Final thoughts
18 AMD's cleaver
In an inevitable move of saturating the discrete graphics-card market with 5-series GPUs, AMD has launched the Radeon HD 5770 and HD 5750 cards, to be etailed, at launch, by a range of partners at £125 and £109, respectively.
AMD's taken top-of-the-range HD 5870/50 architecture and cleanly cleaved it into two, creating mid-range cards that are relatively inexpensive to produce when pitted against the incumbent competition from both its own 4-series Radeon range and, looking across, NVIDIA's GTX/GTS GPUs.
Radeon HD 5770 1,024MB
In the case of the Radeon HD 5770 1,024MB, the straight-down-the-middle chop results in a card that benchmarks below the level of a GeForce GTX 260 896MB or Radeon HD 4870 512MB yet comes in at the same etail price of around £125.
Pulling no punches, we're a touch disappointed that AMD has cut so much off the new '70 card, but such is the nomenclature that it paves the way for an HD 5790, helping bridge the gap between the HD 5770 and HD 5850.
There are a number of compelling reasons as to why AMD/ATI hasn't gone for a better-performing design here, though. Radeon HD 4870/50 will soon disappear off the catalogues, making the '70-to'70 comparison moot, and architecting a mid-range card with such a relatively small die - 180mm²-190mm² - means that the Radeon is, importantly, quids-in when thrown up against big, chunky, expensive-to-fabricate GeForce GTX 260 - its direct competitor.
NVIDIA and its partners cannot afford to keep dropping the price on the expensive GTX GPUs to attract custom: a fact that's well known within AMD.

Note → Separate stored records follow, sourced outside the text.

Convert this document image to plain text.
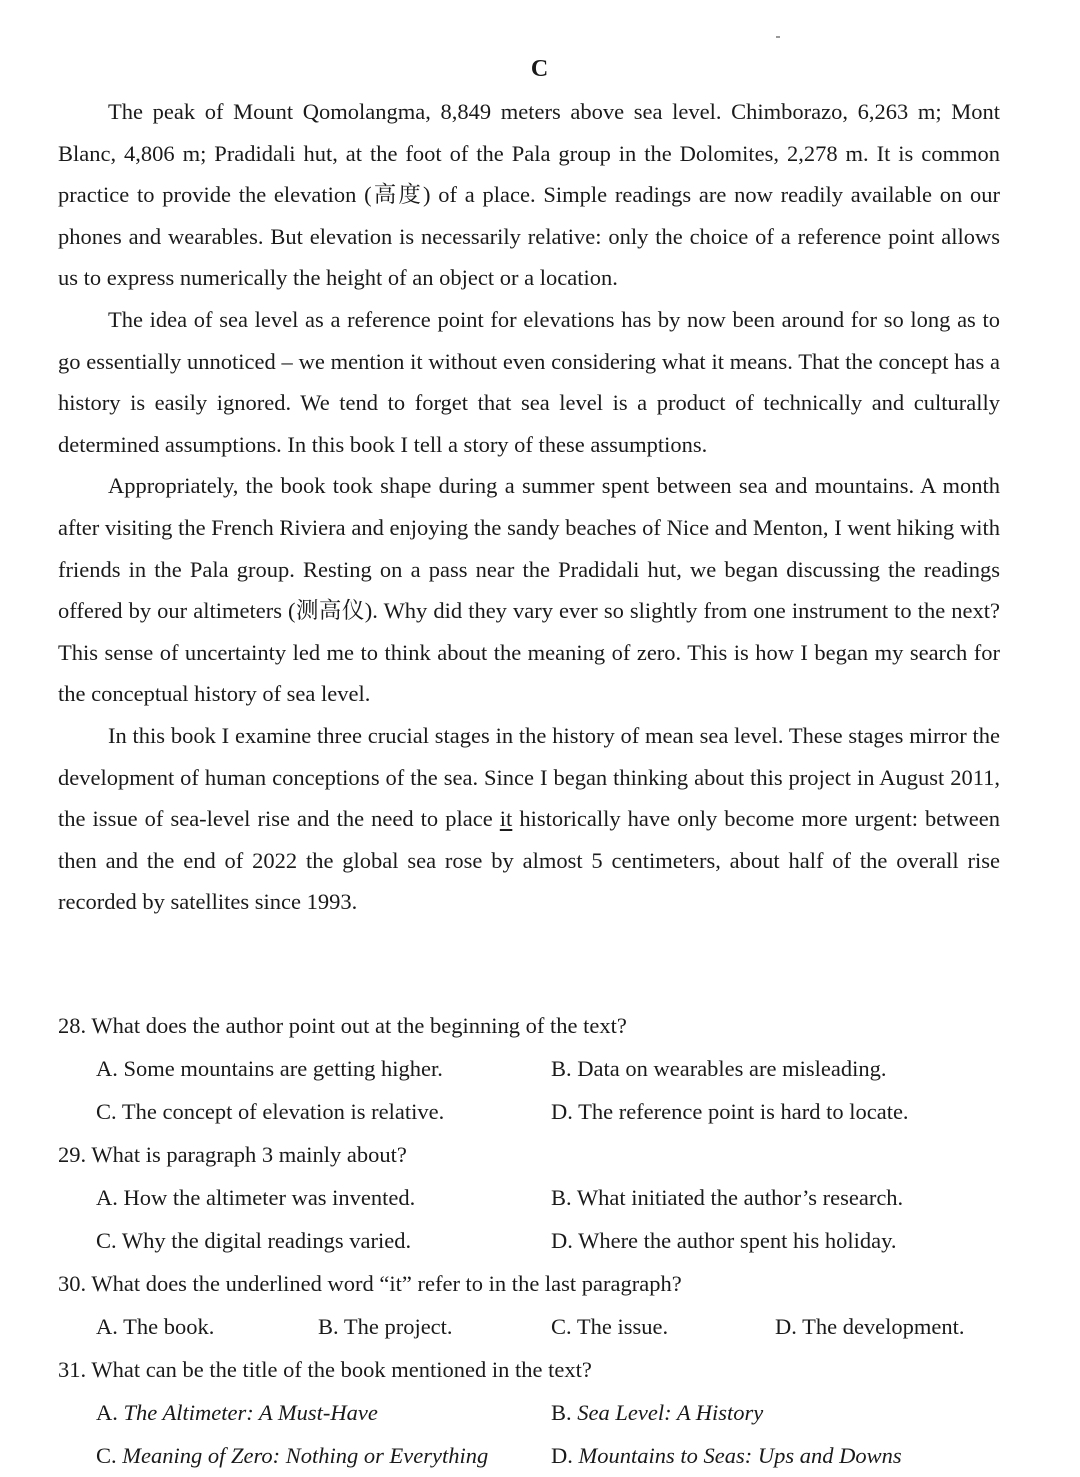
C

The peak of Mount Qomolangma, 8,849 meters above sea level. Chimborazo, 6,263 m; Mont Blanc, 4,806 m; Pradidali hut, at the foot of the Pala group in the Dolomites, 2,278 m. It is common practice to provide the elevation (高度) of a place. Simple readings are now readily available on our phones and wearables. But elevation is necessarily relative: only the choice of a reference point allows us to express numerically the height of an object or a location.

The idea of sea level as a reference point for elevations has by now been around for so long as to go essentially unnoticed – we mention it without even considering what it means. That the concept has a history is easily ignored. We tend to forget that sea level is a product of technically and culturally determined assumptions. In this book I tell a story of these assumptions.

Appropriately, the book took shape during a summer spent between sea and mountains. A month after visiting the French Riviera and enjoying the sandy beaches of Nice and Menton, I went hiking with friends in the Pala group. Resting on a pass near the Pradidali hut, we began discussing the readings offered by our altimeters (测高仪). Why did they vary ever so slightly from one instrument to the next? This sense of uncertainty led me to think about the meaning of zero. This is how I began my search for the conceptual history of sea level.

In this book I examine three crucial stages in the history of mean sea level. These stages mirror the development of human conceptions of the sea. Since I began thinking about this project in August 2011, the issue of sea-level rise and the need to place it historically have only become more urgent: between then and the end of 2022 the global sea rose by almost 5 centimeters, about half of the overall rise recorded by satellites since 1993.

28. What does the author point out at the beginning of the text?
A. Some mountains are getting higher.	B. Data on wearables are misleading.
C. The concept of elevation is relative.	D. The reference point is hard to locate.
29. What is paragraph 3 mainly about?
A. How the altimeter was invented.	B. What initiated the author’s research.
C. Why the digital readings varied.	D. Where the author spent his holiday.
30. What does the underlined word “it” refer to in the last paragraph?
A. The book.	B. The project.	C. The issue.	D. The development.
31. What can be the title of the book mentioned in the text?
A. The Altimeter: A Must-Have	B. Sea Level: A History
C. Meaning of Zero: Nothing or Everything	D. Mountains to Seas: Ups and Downs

Yet a modern graphics card is more than just a pusher of fps. Radeon HD 5770 carries all the multimedia qualities of the high-end cards introduced a few weeks' ago, including Eyefinity multi-monitor goodness, bitstream audio, and excellent power-draw credentials. Then there's full DX11 compliance, lest you forget.
Radeon HD 5750 1,024MB
A direct derivation of Radeon HD 5850, the cheaper mid-range card performs a little better than a GeForce GTS 250.

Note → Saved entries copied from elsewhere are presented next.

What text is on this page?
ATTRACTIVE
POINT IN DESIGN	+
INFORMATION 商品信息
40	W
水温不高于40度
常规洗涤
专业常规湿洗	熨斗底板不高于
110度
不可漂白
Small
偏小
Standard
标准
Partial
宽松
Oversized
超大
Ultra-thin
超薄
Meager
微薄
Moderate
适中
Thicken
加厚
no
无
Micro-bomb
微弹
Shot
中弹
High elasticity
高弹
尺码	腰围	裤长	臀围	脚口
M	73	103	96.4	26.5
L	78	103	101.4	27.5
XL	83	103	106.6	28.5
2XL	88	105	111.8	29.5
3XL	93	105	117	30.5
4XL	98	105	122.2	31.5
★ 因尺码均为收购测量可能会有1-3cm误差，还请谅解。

The £109 offering is able to run most games at 1,920x1,200 with decent image quality and, like the HD 5770, offers a better feature-set alongside older-generation-matching performance.
We're concerned that the introductory UK price is too high for a card that's often trounced by the equivalent-costing HD 4870. AMD and its partners really need to push it below £100 if it's to make a whole lot of sense.
The bottom line
The release of these new GPUs shows us that AMD is confident that arch-rival NVIDIA isn't going to raise the mid-range performance bar - be it fps or features - anytime soon. This is why Radeon HD 5770/50 don't beat older cards which now come in at the same (or lower) price point. Truth is, they don't have to, and that's a little worrying for the consumer.

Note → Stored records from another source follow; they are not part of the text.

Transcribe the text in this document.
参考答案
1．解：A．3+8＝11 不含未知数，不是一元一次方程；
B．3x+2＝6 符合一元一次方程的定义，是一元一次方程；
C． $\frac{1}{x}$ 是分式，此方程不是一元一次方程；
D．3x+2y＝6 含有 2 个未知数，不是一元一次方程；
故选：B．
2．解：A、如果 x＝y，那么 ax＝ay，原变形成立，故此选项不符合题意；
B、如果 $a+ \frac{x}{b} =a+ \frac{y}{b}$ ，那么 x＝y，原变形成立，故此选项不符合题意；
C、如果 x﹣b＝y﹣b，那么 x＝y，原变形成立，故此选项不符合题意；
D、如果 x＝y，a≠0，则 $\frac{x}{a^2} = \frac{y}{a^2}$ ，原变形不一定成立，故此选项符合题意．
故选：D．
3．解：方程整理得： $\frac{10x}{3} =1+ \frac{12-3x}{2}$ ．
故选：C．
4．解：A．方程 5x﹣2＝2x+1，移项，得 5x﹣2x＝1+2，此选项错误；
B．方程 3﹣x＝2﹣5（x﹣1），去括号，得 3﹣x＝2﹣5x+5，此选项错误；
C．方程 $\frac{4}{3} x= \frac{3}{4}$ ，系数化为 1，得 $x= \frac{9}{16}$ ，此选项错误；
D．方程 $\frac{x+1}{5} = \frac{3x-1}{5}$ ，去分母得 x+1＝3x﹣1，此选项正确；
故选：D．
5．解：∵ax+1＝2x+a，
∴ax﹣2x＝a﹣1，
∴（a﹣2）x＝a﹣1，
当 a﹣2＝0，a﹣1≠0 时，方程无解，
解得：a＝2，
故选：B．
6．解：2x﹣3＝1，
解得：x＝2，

Focussing on features more than performance, the Radeon HD 5770 and HD 5750 are solid cards with most of the bases covered. We find it difficult to recommend them to anyone who already owns a Radeon 48x0 or GeForce GTX GPU, but, on balance, there is intrisic merit in both, especially as prices begin to settle down. Users with older graphics cards should, we believe, look at AMD's ATI Radeon 5000-series in preference to last year's price-reduced technology, though.